In a recent interview singer songwriter Michaela Anne spoke of a time when she lived in New York and was afraid to admit she liked country music because it was seen as lowbrow and ‘trash’. Now she happily admits to loving Shania, the Dixie Chicks as well as Lucinda Williams and Emmylou. Learning to love who you really are is one idea explored on her excellent new album Desert Dove. Produced by Sam Outlaw and Kelly Winrich, the album’s natural, effortless style suggests Michaela Anne is an artist who is now comfortable embracing her own personal, and musical, identity.
The light country pop arrangements on this album remind me of early Shania – only with more subtle, softer and endearing vocals. The 90s are so long ago that we can now, depressingly, call this sound ‘vintage’.
By Our Design is rich with strings and has an airy fresh production style which lets the song breathe. A love song for her husband it has a sense of appreciative wonder at its core. You and me, living life by our design. This quietly independent spirit has allowed her to develop as an artist and songwriter too. Lush strings are also the star of gorgeous Tattered, Torn and Blue (And Crazy) which explores identity, friendship and heartbreak.
On One Heart she asks Will I ever learn to protect my heart?, before defending her right to fall in love ‘too fast’ and ‘too hard’. The rockier edge to this song is perfect, with the guitar solo never allowed to become cheesy or overpowering.
What strikes me about this album is how many brilliantly catchy and melodic songs there are. I’m Not The Fire, Run Away With Me and Child of the Wind would have all fit easily on country radio back in the day. These songs have a breezy confidence at their core which is irresistible, reminding me of the Caroline Spence album from earlier this year.
The stand out, should-be-a-hit-song-if-the-world-was-fair, track is If I Wanted Your Opinion. Full of witty humour and feminist thinking, it’s an honest take on being woman in the industry. This Honky Tonk Angel has had enough of the sexist bullshit and she sounds like she’s enjoying putting the mansplainers into their place. I doubt there’s a women listening who doesn’t laugh and clap along in solidarity with this one.
Classic country ballad Two Fools shows she can sing an old-fashioned waltzing heartbreaker too. Title track Desert Dove is more introspective, and stylistically owes a debt to Californian rock, rather than Tennessee country. Similar is the second last track Somebody New, which is very Fleetwood Mac musically. The latter is probably the only real misstep on the album for me, as I felt the tone was a little too light for subject matter like this. Or maybe I just like my cheating songs a little more depressing and regretful. Still you can’t fault the sharp honesty to the lyrics.

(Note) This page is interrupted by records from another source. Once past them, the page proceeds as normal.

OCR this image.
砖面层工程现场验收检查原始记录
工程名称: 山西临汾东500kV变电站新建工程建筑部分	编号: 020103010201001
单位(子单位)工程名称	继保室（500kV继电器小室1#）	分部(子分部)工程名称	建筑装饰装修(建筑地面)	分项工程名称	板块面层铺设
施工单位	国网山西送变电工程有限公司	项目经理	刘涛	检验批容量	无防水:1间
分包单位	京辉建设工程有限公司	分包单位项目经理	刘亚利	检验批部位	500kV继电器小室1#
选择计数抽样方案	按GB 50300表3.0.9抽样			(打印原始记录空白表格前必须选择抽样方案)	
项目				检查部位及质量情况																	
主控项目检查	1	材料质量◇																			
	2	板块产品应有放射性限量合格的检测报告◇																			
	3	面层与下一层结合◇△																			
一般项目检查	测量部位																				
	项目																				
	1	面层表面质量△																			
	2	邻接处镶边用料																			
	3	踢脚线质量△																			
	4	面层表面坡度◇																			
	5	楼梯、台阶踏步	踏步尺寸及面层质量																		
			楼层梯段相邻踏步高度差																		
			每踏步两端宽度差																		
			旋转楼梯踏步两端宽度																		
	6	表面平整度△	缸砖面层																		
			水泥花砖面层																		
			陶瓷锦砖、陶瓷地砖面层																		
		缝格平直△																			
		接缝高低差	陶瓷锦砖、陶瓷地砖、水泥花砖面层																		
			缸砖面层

The final song is a simpler acoustic track, appropriately titled Be Easy. She offers advice to a friend struggling – such a quiet moment of compassion and kindness is a perfect note to end on.
Michaela Anne has produced one of the most enjoyable Americana records of the year so far. The songwriting quality never dips and the production is perfect. Desert Dove soars. Make sure you catch the wind.